Oiê: Lembro sim, Uxa. Você lembra, Uxa, como era a casa dos homens, o baíto?
Uxa: Lembro pouco, Oiê. Lembro que a aldeia tinha a forma de uma grande roda de carroça. Que era formada de um círculo de casas rodeado por duas ruas. Uma que passava pela frente das casas, a rua de dentro, e outra, que passava por trás, a rua de fora. No centro, no meio do círculo, ficava o baíto, a casa dos homens, onde iam dar as trilhas que saiam de cada casa. Mas...

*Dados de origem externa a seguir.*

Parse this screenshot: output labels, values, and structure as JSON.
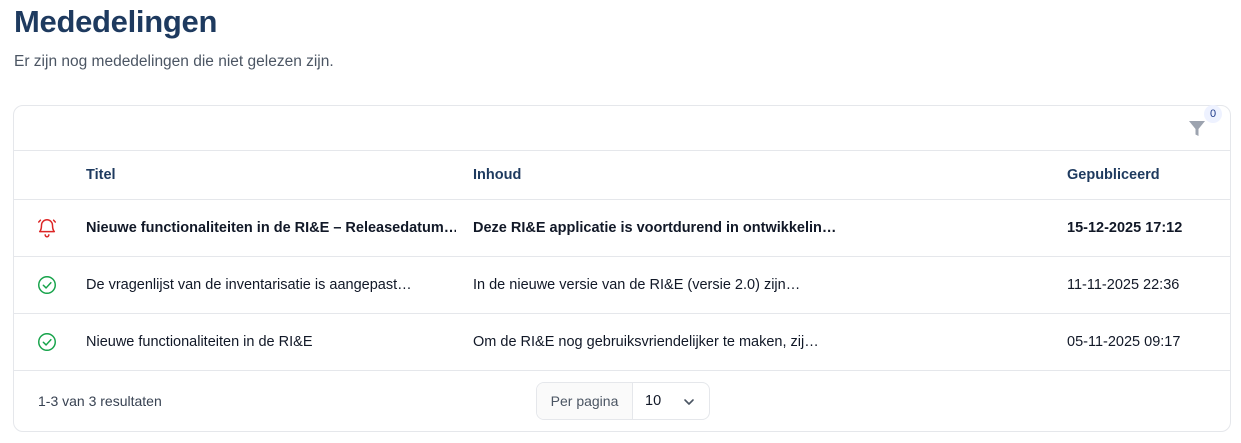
{
  "page": {
    "title": "Mededelingen",
    "subtitle": "Er zijn nog mededelingen die niet gelezen zijn."
  },
  "filter": {
    "icon": "filter-icon",
    "count": "0"
  },
  "table": {
    "headers": {
      "title": "Titel",
      "content": "Inhoud",
      "published": "Gepubliceerd"
    },
    "rows": [
      {
        "status": "unread",
        "icon": "bell-icon",
        "title": "Nieuwe functionaliteiten in de RI&E – Releasedatum…",
        "content": "Deze RI&E applicatie is voortdurend in ontwikkelin…",
        "published": "15-12-2025 17:12"
      },
      {
        "status": "read",
        "icon": "check-circle-icon",
        "title": "De vragenlijst van de inventarisatie is aangepast…",
        "content": "In de nieuwe versie van de RI&E (versie 2.0) zijn…",
        "published": "11-11-2025 22:36"
      },
      {
        "status": "read",
        "icon": "check-circle-icon",
        "title": "Nieuwe functionaliteiten in de RI&E",
        "content": "Om de RI&E nog gebruiksvriendelijker te maken, zij…",
        "published": "05-11-2025 09:17"
      }
    ]
  },
  "pagination": {
    "results": "1-3 van 3 resultaten",
    "per_page_label": "Per pagina",
    "per_page_value": "10"
  },
  "colors": {
    "title": "#1e3a5f",
    "unread_icon": "#dc2626",
    "read_icon": "#16a34a",
    "border": "#e5e7eb"
  }
}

Oiê: Mas...mas o quê? Diga, Uxa.
Uxa: Não sei, Oiê. Não sei direito, mas, quando Anacã, o ancião, resolveu que não queria mais pertencer ao mundo dos vivos, dos vivos de carne e osso, mas vivo, no espírito da aldeia, pensei, sem saber direito, o que era viver no espírito da aldeia. Sabe, Oiê, ainda tenho na lembrança, eu era menino, mas lembro, cada palavra que Anacã disse. Anacã mandou chamar toda a aldeia, homens, mulheres e crianças, todos juntos. Disse Anacã " Estou cansado, vocês sabem. Já dancei muito Coraci-Iaci. Já cantei muito maré-maré. Já comi pacu. Já bebi muito cauim. Fodi bastante. Já ri demais. Estou velho. Chegou minha hora, vou acabar. Vou deixar vocês aí, sem tuxaua. Órfãos de mim. Preciso morrer para que surja e cresça o tuxaua novo"
Oiê: É, Uxa. Também lembro. Foi bonito. Foi bonito ouvir o tuxaua falar da sua vida. Também foi bonito quando ele falou que precisava morrer para que "surja e cresça o tuxaua novo" Naquele dia, um dia bonito e triste, tudo junto. Triste, porque a gente ia ficar sem nosso tuxaua, ele ia morrer. Bonito, porque outro tuxaua ia surgir e crescer. Eu quase chorei, Uxa. Sabia que ia sentir saudade do nosso tuxaua.
Uxa: Mas hoje não tem mais. Tem só na lembrança. A floresta, os rios, os peixes, os animais, não existem mais. Nem tuxaua, tem mais. Muito triste. Muito triste não ter mais floresta, peixe, rio. Muito triste não ter mais tuxaua. Dói muito, Oiê. Dói muito não ter Iara, Boto. Dóis demais. Dóis demais não ter mais baíto. A arara-azul. Lembra da arara-azul, Oiê? você lembra, lembra quando elas passavam em revoada, tudo ficava azul como o céu. Parecia que o céu tinha caído pra perto da gente, era bonito, lembra?
Oiê: Lembro, lembro, sim. Pena que não tem mais. Tudo ficou feio, escuro, sem cor... (Oiê, passa as mãos nos olhos, boceja, está com sono)
Uxa: Oiê, Vamo dormir?
Oiê: Vamo. Será que vai chover, Uxa?
Uxa: Será? Tomara que não, Oiê, tomara, que não.